The largest event will take place on Sunday, when Francis will celebrate Mass in the “Franso Hariri” stadium in Erbil. Only 10,000 people will be allowed in the 30,000-seat facility, and they will be in assigned seating.
Pope Francis has already been vaccinated against COVID-19, as have the 70-plus journalists traveling with him on the papal plane.
However, Iraq only began its vaccination campaign on Tuesday, meaning most attending papal events will not have been inoculated against the coronavirus.
Bruni mentioned during the press briefing on Tuesday that 57 percent of the country’s population is under the age of 25, which might help explain why the country counts 341 coronavirus related deaths per million, compared to 1,561 deaths per million in the United States, and 1,624 deaths per million in Italy.
The organizers have other concerns beyond the pandemic, and the papal spokesman acknowledged it is possible Francis will comply with the Iraqi government’s request for him to use an armored car.
Asked why the trip couldn’t be postponed, the spokesman said if nothing else, it should have happened earlier, but this period was “the first possible moment for a journey like this.”
“There is also an urgency in things, all the precautions have been taken from a health point of view, but perhaps the best way to interpret this journey is as an act of love for this land, for its people and for its Christians,” Bruni said. “Every act of love can be interpreted as extreme, but as an extreme confirmation to be loved and confirmed in that love.”

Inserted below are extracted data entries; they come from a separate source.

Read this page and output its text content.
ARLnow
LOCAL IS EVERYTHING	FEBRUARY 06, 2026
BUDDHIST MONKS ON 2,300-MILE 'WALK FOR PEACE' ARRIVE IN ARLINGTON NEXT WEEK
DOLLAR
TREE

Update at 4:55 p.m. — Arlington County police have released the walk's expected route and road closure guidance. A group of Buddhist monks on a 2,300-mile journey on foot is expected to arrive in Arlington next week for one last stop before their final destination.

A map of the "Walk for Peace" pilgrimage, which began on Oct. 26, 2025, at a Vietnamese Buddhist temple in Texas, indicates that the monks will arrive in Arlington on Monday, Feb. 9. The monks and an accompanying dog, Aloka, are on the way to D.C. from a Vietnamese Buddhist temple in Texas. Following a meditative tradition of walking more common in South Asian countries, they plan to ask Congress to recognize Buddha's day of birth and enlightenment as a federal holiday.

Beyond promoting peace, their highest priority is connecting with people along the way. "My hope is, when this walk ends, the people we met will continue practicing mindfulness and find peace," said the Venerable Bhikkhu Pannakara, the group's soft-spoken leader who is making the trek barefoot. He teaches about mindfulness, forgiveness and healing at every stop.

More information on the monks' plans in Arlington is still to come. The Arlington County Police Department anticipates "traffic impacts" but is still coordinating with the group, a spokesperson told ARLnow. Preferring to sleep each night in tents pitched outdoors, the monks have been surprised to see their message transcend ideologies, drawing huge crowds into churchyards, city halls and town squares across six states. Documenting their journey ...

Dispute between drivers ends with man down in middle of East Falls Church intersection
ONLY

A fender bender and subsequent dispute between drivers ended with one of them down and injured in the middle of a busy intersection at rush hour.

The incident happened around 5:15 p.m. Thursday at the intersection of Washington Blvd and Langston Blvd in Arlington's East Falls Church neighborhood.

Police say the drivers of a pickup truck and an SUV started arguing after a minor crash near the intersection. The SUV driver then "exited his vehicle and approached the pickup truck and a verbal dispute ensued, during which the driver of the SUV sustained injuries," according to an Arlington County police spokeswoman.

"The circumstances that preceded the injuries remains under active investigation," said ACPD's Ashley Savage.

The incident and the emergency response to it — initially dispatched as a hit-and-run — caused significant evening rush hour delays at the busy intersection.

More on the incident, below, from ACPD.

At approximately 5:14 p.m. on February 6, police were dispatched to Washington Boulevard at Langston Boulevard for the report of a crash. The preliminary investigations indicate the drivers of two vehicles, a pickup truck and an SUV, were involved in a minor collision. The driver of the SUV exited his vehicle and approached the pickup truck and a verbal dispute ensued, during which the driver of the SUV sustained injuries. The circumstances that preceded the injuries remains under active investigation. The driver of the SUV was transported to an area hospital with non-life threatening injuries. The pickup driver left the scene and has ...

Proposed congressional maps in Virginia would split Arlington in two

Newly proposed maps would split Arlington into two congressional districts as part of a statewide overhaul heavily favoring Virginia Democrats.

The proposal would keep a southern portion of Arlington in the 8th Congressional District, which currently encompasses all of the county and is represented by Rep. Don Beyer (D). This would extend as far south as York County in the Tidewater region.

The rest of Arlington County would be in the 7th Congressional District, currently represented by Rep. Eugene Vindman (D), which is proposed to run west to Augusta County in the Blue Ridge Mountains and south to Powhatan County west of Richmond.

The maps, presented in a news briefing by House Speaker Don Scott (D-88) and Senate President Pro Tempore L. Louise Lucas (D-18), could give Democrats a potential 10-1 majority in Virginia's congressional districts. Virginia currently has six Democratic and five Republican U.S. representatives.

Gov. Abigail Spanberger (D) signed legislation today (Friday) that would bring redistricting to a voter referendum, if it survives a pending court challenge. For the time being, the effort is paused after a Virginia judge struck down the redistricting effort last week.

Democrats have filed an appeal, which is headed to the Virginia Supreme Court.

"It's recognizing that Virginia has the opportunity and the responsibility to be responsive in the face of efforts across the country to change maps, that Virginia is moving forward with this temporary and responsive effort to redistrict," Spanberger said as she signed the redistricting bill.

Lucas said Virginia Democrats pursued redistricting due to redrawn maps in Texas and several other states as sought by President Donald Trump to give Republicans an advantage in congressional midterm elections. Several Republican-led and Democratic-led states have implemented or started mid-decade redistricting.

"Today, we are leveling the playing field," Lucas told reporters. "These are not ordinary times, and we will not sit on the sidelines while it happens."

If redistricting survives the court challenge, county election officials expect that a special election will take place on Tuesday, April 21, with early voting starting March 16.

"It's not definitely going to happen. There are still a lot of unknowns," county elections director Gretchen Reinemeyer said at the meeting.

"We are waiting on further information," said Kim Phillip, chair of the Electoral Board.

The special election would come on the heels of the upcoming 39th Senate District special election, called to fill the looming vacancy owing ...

For Francis, the trip is a three-fold mission: to encourage the local Christian community, which has been a long-time victim of persecution and extremism; to pursuing dialogue with Shia Islam; and to encounter the Iraqi nation as a whole.
What Bruni didn’t say is that Christians, and the other minorities of Iraq, are still facing extinction. Though officially ISIS has been defeated, jihadism in Iraq has not, and attacks and violent crimes by militias against minorities still happen daily.

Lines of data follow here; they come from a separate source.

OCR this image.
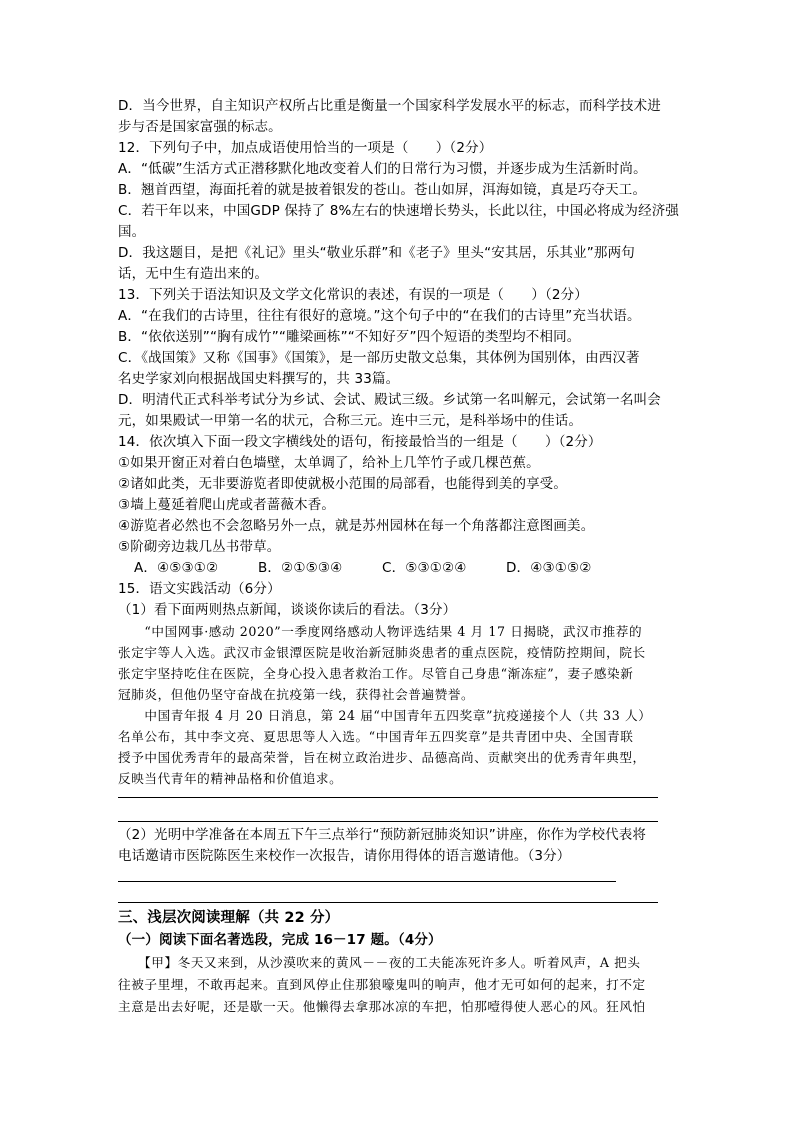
D．当今世界，自主知识产权所占比重是衡量一个国家科学发展水平的标志，而科学技术进
步与否是国家富强的标志。
12．下列句子中，加点成语使用恰当的一项是（　　）（2分）
A．“低碳”生活方式正潜移默化地改变着人们的日常行为习惯，并逐步成为生活新时尚。
B．翘首西望，海面托着的就是披着银发的苍山。苍山如屏，洱海如镜，真是巧夺天工。
C．若干年以来，中国GDP 保持了 8%左右的快速增长势头，长此以往，中国必将成为经济强
国。
D．我这题目，是把《礼记》里头“敬业乐群”和《老子》里头“安其居，乐其业”那两句
话，无中生有造出来的。
13．下列关于语法知识及文学文化常识的表述，有误的一项是（　　）（2分）
A．“在我们的古诗里，往往有很好的意境。”这个句子中的“在我们的古诗里”充当状语。
B．“依依送别”“胸有成竹”“雕梁画栋”“不知好歹”四个短语的类型均不相同。
C．《战国策》又称《国事》《国策》，是一部历史散文总集，其体例为国别体，由西汉著
名史学家刘向根据战国史料撰写的，共 33篇。
D．明清代正式科举考试分为乡试、会试、殿试三级。乡试第一名叫解元，会试第一名叫会
元，如果殿试一甲第一名的状元，合称三元。连中三元，是科举场中的佳话。
14．依次填入下面一段文字横线处的语句，衔接最恰当的一组是（　　）（2分）
①如果开窗正对着白色墙壁，太单调了，给补上几竿竹子或几棵芭蕉。
②诸如此类，无非要游览者即使就极小范围的局部看，也能得到美的享受。
③墙上蔓延着爬山虎或者蔷薇木香。
④游览者必然也不会忽略另外一点，就是苏州园林在每一个角落都注意图画美。
⑤阶砌旁边栽几丛书带草。
A．④⑤③①②	B．②①⑤③④	C．⑤③①②④	D．④③①⑤②
15．语文实践活动（6分）
（1）看下面两则热点新闻，谈谈你读后的看法。（3分）
　　“中国网事·感动 2020”一季度网络感动人物评选结果 4 月 17 日揭晓，武汉市推荐的
张定宇等人入选。武汉市金银潭医院是收治新冠肺炎患者的重点医院，疫情防控期间，院长
张定宇坚持吃住在医院，全身心投入患者救治工作。尽管自己身患“渐冻症”，妻子感染新
冠肺炎，但他仍坚守奋战在抗疫第一线，获得社会普遍赞誉。
　　中国青年报 4 月 20 日消息，第 24 届“中国青年五四奖章”抗疫递接个人（共 33 人）
名单公布，其中李文亮、夏思思等人入选。“中国青年五四奖章”是共青团中央、全国青联
授予中国优秀青年的最高荣誉，旨在树立政治进步、品德高尚、贡献突出的优秀青年典型，
反映当代青年的精神品格和价值追求。
（2）光明中学准备在本周五下午三点举行“预防新冠肺炎知识”讲座，你作为学校代表将
电话邀请市医院陈医生来校作一次报告，请你用得体的语言邀请他。（3分）
三、浅层次阅读理解（共 22 分）
（一）阅读下面名著选段，完成 16－17 题。（4分）
　　【甲】冬天又来到，从沙漠吹来的黄风－－夜的工夫能冻死许多人。听着风声，A 把头
往被子里埋，不敢再起来。直到风停止住那狼嚎鬼叫的响声，他才无可如何的起来，打不定
主意是出去好呢，还是歇一天。他懒得去拿那冰凉的车把，怕那噎得使人恶心的风。狂风怕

“Obviously the pope also looked at the need” of confirming the Iraqi people “in their faith,” but also “in terms of love, as is the mission of the successor of Peter,” Bruni said.
As criticism from some quarters outside of Iraq continued to grow about the trip, 29 faith-based organizations that work on the ground released a joint statement in support of the visit.
“Iraq is the cradle of human civilization and a beautiful country of rich cultural and religious diversity,” reads the statement released late on Tuesday. “For centuries, many ethnic and faith communities lived side by side in this land. However, in recent decades, Iraq has suffered from war, insecurity and instability and, most recently, from the rise of ISIS. Such a sequence of conflicts has deeply strained relations between communities and damaged the country’s social fabric.”
Signatories included Islamic Relief Worldwide, Jesuit Refugee Service, Lutheran World Federation, Catholic Relief Service, and the pontifical foundation Catholic Near East Welfare Association.
The statement said Iraq still faces daunting challenges: There are 1.2 million internally displaced Iraqis and over 4.8 million returnees who have gone home to cities and villages that need rebuilding.
“Meanwhile, a worsening economic crisis, exacerbated by the COVID-19 pandemic, is pushing many into poverty and depriving the government of resources needed to assist its own people,” the statement says.
“As faith-based organizations, we fully embrace this message of fraternity and dialogue that Pope Francis is bringing to Iraq,” it continues. “We firmly believe it represents a necessary way forward to heal past wounds and build a future for the country’s diverse communities. We work in collaboration with the national and local Authorities to help communities reconcile, rebuild peace, and reclaim their collective rights to safety, services, and livelihoods.”